OpenAI Compatibility

PolarGrid’s REST API follows OpenAI’s endpoint structure and request/response formats, so tools that speak the OpenAI wire protocol (e.g., curl, LangChain, LiteLLM) can target PolarGrid with a base URL change. The PolarGrid Python and JavaScript SDKs use their own method signatures (e.g., client.chat_completion({...}) instead of client.chat.completions.create(...)) and are not drop-in replacements for the OpenAI SDK. See the SDK docs for details. Known limitations vs. OpenAI:
FeatureStatusNotes
Tool/function calling (tools, tool_choice, functions, function_call)LimitedThe gateway processes tools and parses tool_calls from model output, but currently deployed models (qwen-3.5-9b, qwen-3.5-27b) have limited tool-calling reliability.

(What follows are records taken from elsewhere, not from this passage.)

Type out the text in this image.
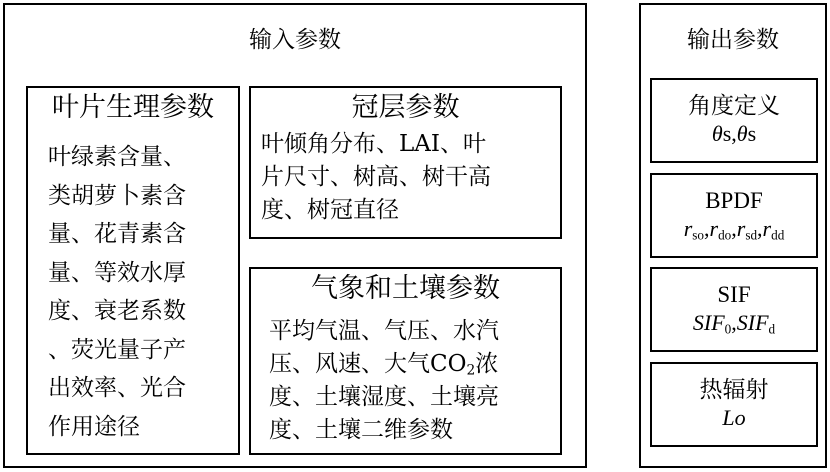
输入参数
叶片生理参数
叶绿素含量、
类胡萝卜素含
量、花青素含
量、等效水厚
度、衰老系数
、荧光量子产
出效率、光合
作用途径
冠层参数
叶倾角分布、LAI、叶
片尺寸、树高、树干高
度、树冠直径
气象和土壤参数
平均气温、气压、水汽
压、风速、大气$CO_2$浓
度、土壤湿度、土壤亮
度、土壤二维参数
输出参数
角度定义
θs,θs
BPDF
$r_{so},r_{do},r_{sd},r_{dd}$
SIF
$SIF_0,SIF_d$
热辐射
Lo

See Chat Completions.
response_format default for TTSDiffersREST defaults to pcm; OpenAI defaults to mp3. The PolarGrid SDKs default to mp3 (batch) / opus (streaming) for parity. Pass response_format explicitly to avoid surprises.
Streaming TTS formatsPartialOnly pcm and opus are streamable. wav and mp3 are batch-only.